Unter unzähligen Bögen und Streben wird hier das vielköpfige Theater der Portalfiguren aufgeführt, groteske Wasserspeier reißen in luftiger Höhe ihre Mäuler auf, und im Inneren erleuchten uns die Heiligen der Glasfenstermalerei. Aber im letzten Jahr des Ersten Weltkriegs glich das Kathedralenvolk auch einer drohend gegen die Feinde gerichteten Armee: An ihrem Anblick richtete sich der Nationalstolz auf – entsprechend groß war in Frankreich die Empörung, als das deutsche Militär die berühmte Kathedrale von Reims beschoss und teilweise zerstörte.

Als stummer Zeuge dieses Unheils steht jetzt ein steinerner Höllenhund im dritten Stock des Kölner Wallraf-Richartz-Museum & Fondation Corboud. Geschmolzenes Blei hängt ihm wie eine Zunge aus dem Maul – nachdem die deutsche Artillerie die Kathedrale in Brand geschossen hatte, schmolz das Bleidach und floss über die Wasserspeier ab.

Es ist ein Kunstwerk, das der Krieg geschaffen hat und das gerade deswegen unbedingt in diese der malerischen Schönheit gewidmeten Ausstellung gehört. Denn seit der Romantik geht es beim Motiv der Kathedralen gerade in Frankreich und Deutschland immer auch um Politik und Fragen der kulturellen Identität. Beinahe gleichzeitig entdeckten die Länder die über Jahrhunderte als barbarisch gescholtene gotische Kathedrale neu – gemessen am hellen Ideal der griechischen Antike stehen die zuerst in Frankreich und später im gesamten Norden errichteten Kirchen tatsächlich ein wenig als finstere Gesellen da.

In Deutschland deutete Goethe das Schimpfwort „gotisch“ in eine Lobeshymne um – und reklamierte die Gotik fälschlicherweise für die deutsche Kultur –, in Frankreich feierte Victor Hugo in seinem „Glöckner von Notre-Dame“ die im nachrevolutionären Frankreich vom Zerfall bedrohten Kathedralen. Hugo sah in ihnen alle Kräfte des Zeitalters vereint: Architektur, Skulptur, Malerei.

Über 200 Exponate

Diese Verherrlichung des Mittelalters sieht man auch den romantischen Gemälden Karl Friedrich Schinkels an, dessen Kirchenbilder stets so adrett aussehen, als würden sie aus der Zeichenablage des lieben Herrgotts stammen. Ein Sehnsuchtsort ist die Kathedrale für Caspar David Friedrich und Carl Gustav Carus – auf ihren im Kölner Wallraf gezeigten Gemälden geht die Sonne eines glücklicheren Zeitalters noch einmal über dessen steinernen Zeugen unter.

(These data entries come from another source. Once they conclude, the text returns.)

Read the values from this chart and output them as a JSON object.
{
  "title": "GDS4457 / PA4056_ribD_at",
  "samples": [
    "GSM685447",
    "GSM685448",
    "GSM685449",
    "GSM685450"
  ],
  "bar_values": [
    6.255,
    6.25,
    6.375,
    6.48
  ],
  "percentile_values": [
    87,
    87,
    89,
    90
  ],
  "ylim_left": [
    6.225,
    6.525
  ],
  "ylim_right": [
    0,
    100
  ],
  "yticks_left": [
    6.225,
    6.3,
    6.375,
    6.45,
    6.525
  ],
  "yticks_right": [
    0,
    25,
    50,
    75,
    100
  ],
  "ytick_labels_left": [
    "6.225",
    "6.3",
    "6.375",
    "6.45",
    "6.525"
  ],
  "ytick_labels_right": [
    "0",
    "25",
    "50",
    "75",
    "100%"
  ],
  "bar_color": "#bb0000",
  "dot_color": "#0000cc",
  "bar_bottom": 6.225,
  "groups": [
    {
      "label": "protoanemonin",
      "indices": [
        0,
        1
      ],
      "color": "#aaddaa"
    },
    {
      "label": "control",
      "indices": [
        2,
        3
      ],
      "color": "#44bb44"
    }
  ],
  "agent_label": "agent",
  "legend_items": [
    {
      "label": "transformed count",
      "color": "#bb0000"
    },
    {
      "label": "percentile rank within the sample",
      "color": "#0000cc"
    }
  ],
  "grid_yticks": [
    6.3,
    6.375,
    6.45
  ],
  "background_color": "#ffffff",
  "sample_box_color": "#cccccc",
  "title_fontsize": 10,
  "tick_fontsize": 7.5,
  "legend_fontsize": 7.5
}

Erstaunlicherweise ist die Kathedralen-Schau eine kunsthistorische Novität. Obwohl es eine unübersehbare Fülle an Fotobänden zur Gotik gibt, blieb die Kathedrale als Epochen übergreifendes Motiv der Malerei bislang beinahe unerforscht. Das Wallraf schließt diese Lücke eindrucksvoll mit über 200 Exponaten, von denen nicht wenige hochkarätige Leihgaben sind. Bei der prächtig bebilderten Vollendung des Kölner Doms – ein vom deutschen Kaiser gefördertes politisches Projekt – hat das Haus naturgemäß ein Heimspiel; dank der Partnerschaft mit dem Museum der Schönen Künste in Rouen können zudem bedeutende Werke aus Frankreich gezeigt werden.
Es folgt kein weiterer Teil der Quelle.